FINSUM
What to Make of the Emerging Market Bond Rally
(Johannesburg)
Emerging markets had a very poor first half to the year, with equities entering into a bear market and bonds suffering losses too. However, in recent weeks, bonds have started to rally, which has made some hopeful a big rebound is on the way. That said, American fund managers are not rushing back in, saying that the bonds are very risky. In fact, a survey by Citi found that even though prices are rising, top EM bond fund managers are getting bearish and are setting aside more cash in anticipation of losses.
FINSUM: Dollar-denominated bonds from the likes of Argentina, Egypt, and Brazil have their appeal—high yields, but they do hold a lot of risk, especially in a period of rising rates and a rising Dollar.
A Fed-induced Crisis is on Its Way
(New York)
If you have been following the situation closely, you will have noticed that the Fed is pretty uniformly dismissing the risks of our almost-inverted yield curve. The central bank thinks that central bank bond buying has held long-term yields to artificially low levels, and accordingly, they think the only 30 bp spread between two- and ten-year Treasuries is of no concern. The problem is that this is almost the exact same logic the Fed used when the yield curve inverted in 2006. Then they said it was a global savings glut keeping long-term yields pinned. Soon after, the US went in to recession and the Crisis erupted.
FINSUM: A big part of the problem here is not just that higher rates could lead to a recession, but that low long-term yields drive investors into riskier investments (just as they did pre-Crisis), so the flat yield curve is actually very worrying. The Fed is sleeping walking into a bear trap.

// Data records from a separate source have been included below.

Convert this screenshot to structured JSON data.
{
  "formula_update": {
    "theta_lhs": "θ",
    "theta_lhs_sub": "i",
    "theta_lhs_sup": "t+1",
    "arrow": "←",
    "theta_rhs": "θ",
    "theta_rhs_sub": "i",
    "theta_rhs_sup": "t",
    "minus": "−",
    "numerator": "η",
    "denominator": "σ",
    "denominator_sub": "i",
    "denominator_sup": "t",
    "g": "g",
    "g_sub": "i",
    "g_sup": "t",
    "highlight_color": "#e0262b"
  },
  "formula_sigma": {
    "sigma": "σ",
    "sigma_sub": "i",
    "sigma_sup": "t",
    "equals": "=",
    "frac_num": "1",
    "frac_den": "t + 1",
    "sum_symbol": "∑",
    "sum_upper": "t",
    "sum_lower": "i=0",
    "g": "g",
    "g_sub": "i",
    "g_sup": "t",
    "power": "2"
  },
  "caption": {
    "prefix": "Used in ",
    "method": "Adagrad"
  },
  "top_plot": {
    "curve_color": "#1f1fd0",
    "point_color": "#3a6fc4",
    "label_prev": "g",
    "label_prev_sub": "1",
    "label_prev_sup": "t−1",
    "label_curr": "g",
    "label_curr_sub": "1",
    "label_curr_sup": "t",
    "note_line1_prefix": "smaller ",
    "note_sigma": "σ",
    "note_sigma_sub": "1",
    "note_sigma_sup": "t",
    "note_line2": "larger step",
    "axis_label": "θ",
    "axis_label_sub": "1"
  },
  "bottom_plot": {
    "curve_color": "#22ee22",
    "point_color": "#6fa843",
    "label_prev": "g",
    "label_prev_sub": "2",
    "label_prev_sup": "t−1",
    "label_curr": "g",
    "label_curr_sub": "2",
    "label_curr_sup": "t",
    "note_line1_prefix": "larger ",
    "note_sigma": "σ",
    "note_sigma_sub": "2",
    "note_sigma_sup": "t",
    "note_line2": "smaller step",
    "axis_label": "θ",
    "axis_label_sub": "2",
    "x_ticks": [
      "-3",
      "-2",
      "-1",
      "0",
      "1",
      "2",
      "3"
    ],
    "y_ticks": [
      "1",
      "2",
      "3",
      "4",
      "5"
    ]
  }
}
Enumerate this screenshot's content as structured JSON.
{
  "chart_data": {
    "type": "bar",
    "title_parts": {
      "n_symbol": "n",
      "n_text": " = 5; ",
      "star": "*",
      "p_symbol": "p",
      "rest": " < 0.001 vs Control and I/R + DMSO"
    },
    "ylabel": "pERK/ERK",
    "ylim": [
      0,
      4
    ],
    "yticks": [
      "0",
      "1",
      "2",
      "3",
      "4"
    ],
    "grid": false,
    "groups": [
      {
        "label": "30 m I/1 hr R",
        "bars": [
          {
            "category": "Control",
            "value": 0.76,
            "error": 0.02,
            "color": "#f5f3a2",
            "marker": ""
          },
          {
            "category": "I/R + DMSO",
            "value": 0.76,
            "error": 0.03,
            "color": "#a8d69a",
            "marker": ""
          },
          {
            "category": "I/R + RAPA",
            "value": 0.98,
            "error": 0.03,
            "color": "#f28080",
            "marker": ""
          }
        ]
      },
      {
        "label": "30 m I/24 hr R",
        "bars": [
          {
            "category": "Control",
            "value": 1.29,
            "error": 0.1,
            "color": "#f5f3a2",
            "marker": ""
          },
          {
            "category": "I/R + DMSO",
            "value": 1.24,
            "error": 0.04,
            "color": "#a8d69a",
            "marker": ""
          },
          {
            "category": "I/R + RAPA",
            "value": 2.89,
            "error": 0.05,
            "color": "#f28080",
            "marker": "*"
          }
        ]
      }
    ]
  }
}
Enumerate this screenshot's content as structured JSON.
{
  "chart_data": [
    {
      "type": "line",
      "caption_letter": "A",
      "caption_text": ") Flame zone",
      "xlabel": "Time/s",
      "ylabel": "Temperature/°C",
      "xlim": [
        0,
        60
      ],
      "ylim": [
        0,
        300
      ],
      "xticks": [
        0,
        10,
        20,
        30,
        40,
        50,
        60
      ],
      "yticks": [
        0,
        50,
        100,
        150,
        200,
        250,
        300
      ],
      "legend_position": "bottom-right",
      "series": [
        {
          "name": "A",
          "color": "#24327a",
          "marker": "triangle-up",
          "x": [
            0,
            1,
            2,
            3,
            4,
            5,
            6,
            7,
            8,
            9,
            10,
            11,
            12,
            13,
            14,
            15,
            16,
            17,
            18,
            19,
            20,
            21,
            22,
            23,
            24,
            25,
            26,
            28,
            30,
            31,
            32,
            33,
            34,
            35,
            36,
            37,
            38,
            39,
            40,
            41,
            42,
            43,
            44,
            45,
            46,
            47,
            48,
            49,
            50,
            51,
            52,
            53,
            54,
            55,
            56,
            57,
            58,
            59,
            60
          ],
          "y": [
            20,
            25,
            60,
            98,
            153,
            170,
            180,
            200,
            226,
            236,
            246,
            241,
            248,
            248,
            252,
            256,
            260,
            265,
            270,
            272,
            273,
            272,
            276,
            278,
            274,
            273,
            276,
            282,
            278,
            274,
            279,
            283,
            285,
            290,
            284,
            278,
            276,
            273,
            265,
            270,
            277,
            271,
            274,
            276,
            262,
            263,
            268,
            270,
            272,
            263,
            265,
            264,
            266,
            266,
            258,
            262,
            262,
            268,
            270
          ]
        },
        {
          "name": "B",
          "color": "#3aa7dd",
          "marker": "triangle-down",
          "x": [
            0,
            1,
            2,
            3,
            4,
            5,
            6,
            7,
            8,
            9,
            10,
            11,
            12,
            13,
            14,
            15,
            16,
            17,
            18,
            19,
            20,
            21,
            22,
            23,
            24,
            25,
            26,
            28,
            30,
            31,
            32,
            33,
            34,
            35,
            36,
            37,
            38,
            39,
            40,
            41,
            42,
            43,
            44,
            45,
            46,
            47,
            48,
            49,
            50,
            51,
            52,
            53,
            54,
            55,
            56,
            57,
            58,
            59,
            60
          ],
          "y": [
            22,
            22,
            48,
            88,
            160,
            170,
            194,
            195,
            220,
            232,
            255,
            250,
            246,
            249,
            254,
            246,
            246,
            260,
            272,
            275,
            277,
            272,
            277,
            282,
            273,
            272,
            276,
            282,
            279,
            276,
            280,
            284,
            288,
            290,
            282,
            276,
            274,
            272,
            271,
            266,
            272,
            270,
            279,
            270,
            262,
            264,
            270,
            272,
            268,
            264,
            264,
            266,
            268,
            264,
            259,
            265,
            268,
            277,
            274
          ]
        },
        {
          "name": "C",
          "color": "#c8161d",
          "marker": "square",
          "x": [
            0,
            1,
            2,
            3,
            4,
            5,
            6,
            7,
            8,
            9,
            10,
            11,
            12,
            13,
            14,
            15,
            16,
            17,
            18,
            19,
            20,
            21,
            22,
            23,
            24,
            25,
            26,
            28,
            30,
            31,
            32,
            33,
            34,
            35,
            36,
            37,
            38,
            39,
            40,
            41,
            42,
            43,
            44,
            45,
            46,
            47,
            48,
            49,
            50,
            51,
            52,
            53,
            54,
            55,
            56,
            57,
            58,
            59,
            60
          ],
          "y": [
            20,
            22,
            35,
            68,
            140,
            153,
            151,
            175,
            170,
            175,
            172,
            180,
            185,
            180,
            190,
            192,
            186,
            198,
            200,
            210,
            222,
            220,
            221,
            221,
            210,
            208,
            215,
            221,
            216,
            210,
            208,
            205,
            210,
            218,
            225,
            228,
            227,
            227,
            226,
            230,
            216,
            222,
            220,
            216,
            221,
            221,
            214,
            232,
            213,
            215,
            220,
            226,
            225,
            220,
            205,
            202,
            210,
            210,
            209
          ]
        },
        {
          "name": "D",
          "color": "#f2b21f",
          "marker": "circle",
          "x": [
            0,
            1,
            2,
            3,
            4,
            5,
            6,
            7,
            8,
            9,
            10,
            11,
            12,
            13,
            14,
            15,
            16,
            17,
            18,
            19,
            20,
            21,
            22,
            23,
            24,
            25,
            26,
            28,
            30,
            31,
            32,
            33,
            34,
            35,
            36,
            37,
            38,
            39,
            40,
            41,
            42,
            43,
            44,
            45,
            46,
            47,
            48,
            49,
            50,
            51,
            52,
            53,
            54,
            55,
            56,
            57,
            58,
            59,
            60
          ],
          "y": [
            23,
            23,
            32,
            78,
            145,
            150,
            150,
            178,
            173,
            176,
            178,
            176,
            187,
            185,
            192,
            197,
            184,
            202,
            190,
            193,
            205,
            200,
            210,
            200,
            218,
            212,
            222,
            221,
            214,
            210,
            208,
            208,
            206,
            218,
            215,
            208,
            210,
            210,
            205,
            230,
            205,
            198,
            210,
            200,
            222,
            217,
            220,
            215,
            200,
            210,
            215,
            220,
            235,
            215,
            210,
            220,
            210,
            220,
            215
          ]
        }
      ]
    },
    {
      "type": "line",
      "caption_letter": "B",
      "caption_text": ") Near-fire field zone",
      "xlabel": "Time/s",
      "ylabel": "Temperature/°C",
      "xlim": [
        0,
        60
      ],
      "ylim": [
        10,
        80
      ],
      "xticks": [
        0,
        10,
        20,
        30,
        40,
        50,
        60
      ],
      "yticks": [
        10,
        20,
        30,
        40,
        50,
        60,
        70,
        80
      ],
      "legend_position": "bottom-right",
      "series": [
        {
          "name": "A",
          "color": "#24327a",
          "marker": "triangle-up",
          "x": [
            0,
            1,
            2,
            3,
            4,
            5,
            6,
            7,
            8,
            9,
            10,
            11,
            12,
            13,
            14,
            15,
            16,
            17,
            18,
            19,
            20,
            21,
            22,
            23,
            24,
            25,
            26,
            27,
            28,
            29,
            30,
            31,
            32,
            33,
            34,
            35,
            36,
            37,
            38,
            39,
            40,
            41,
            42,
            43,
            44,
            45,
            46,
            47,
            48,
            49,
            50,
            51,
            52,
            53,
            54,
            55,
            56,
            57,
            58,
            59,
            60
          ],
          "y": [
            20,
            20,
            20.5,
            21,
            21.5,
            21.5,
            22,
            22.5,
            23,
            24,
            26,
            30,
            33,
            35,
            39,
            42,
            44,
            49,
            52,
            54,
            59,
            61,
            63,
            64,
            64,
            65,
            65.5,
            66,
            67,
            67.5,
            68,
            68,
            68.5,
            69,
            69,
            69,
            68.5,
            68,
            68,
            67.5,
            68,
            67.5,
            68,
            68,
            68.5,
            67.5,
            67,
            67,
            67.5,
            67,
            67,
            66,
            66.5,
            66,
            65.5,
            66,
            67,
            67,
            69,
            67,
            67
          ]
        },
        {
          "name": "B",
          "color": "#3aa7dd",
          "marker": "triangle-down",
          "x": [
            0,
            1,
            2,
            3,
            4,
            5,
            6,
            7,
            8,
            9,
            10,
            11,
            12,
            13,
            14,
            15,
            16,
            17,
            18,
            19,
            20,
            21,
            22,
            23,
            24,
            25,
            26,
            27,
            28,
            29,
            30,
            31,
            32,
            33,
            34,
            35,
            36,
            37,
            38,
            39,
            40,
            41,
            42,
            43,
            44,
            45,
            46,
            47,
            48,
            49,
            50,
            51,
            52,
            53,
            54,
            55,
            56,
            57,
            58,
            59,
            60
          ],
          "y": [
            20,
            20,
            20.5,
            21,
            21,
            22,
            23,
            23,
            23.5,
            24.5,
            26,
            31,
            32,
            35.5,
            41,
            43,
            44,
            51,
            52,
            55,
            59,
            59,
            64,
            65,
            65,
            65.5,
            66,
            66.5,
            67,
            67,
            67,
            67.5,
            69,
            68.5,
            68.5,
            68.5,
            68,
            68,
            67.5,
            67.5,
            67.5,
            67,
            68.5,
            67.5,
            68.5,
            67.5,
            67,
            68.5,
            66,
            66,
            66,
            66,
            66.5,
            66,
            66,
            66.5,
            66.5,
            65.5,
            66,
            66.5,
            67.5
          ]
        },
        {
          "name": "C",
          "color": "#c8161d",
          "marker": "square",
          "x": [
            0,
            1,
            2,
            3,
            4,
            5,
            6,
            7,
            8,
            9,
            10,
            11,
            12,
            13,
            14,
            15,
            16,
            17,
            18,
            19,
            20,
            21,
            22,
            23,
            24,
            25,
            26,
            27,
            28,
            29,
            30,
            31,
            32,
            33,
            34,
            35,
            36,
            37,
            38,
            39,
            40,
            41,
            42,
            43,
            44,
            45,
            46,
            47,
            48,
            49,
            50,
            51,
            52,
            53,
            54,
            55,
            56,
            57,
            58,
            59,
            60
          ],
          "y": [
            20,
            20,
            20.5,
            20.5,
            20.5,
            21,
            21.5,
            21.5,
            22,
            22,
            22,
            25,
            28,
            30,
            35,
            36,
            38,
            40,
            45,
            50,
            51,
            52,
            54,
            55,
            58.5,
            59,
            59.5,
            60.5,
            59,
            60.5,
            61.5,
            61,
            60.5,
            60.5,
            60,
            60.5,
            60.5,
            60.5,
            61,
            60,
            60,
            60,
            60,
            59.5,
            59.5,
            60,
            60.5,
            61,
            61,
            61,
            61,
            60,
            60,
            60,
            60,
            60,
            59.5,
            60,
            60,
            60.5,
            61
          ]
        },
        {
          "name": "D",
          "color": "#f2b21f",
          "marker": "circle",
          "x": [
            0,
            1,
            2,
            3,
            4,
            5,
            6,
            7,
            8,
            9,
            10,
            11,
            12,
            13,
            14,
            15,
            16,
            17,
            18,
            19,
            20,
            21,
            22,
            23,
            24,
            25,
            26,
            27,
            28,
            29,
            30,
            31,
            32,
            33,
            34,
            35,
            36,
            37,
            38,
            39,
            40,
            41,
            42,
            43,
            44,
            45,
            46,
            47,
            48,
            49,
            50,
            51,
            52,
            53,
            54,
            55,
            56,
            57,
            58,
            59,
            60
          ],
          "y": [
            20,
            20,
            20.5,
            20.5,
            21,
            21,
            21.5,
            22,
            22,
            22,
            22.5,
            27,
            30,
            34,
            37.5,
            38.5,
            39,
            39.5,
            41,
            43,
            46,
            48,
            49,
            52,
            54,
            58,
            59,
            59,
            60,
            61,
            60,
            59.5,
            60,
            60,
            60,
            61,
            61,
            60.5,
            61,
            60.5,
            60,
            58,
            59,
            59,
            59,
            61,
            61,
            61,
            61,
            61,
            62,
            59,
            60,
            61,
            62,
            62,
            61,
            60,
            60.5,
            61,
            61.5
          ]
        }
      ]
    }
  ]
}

The New Asset Class Rocketing on Wall Street
(New York)
There is a new big asset class getting very popular on Wall Street. You may think it is some new esoteric structured credit or volatility product. But guess what, it is just about the oldest product in the world—business lending, or “direct-lending” as it is being called. It has been increasingly apparent on the fringes that big Wall Street players, like Goldman Sachs, have recently taken an interest in direct lending. Now, the whole Street is getting in on the action. Major private shops like KKR and others have started direct lending funds, and the area has returned handsomely, up over 20% this year. The idea of the funds is to lend to businesses and whose credit excludes them from the usual channels.
FINSUM: These funds seem likely to do well until a recession or period of deleveraging occurs, at which time they are likely to see high levels of defaults.
Moving Because of SALT is a Myth
(New York)
There have been a lot articles and discussion lately about the new cap on so-called SALT deductions (state and local taxes). Much of this conversation has been centered around wealthy New Yorkers and others in the northeast considering moving their primary residences to low-tax states like Florida. Well, if anecdotal evidence is worth anything, the conversation is just that, talk. The reason why? New York’s onerous tax collection department dives into credit card records, confirms doctor’s appointments, and does door to door checks to make sure you have really uprooted your life and left the state. Evidently, after speaking with the financial advisors and lawyers, many residents have decided to forget about moving, saying it is just too big a disruption.
FINSUM: This makes sense given how rigorous the tax inspectors are. Further, New York is probably going to find a way around this lack of SALT very soon, so it is not worth uprooting.
An Emerging Markets Rally is Starting
(Rio de Janeiro)
Emerging markets have been in a really tough patch lately and generally entered a bear market recently. Their losses have been urged on by higher rates and a stronger Dollar. However, the situation may be about to turn around. The argument is from UBS Asset Management, who says that EMs have de-risked from five years ago during the Taper Tantrum, and that they are in a much stronger financial position now. In particular, whereas investors were worried about EM risk during the Taper Tantrum, now the losses have just been down to a rising Dollar, which does not signal any fundamental weakness.
FINSUM: Our worry with this argument is the lack of a catalyst. While all of what UBS argues may be true, what will cause the market to comprehensively reverse?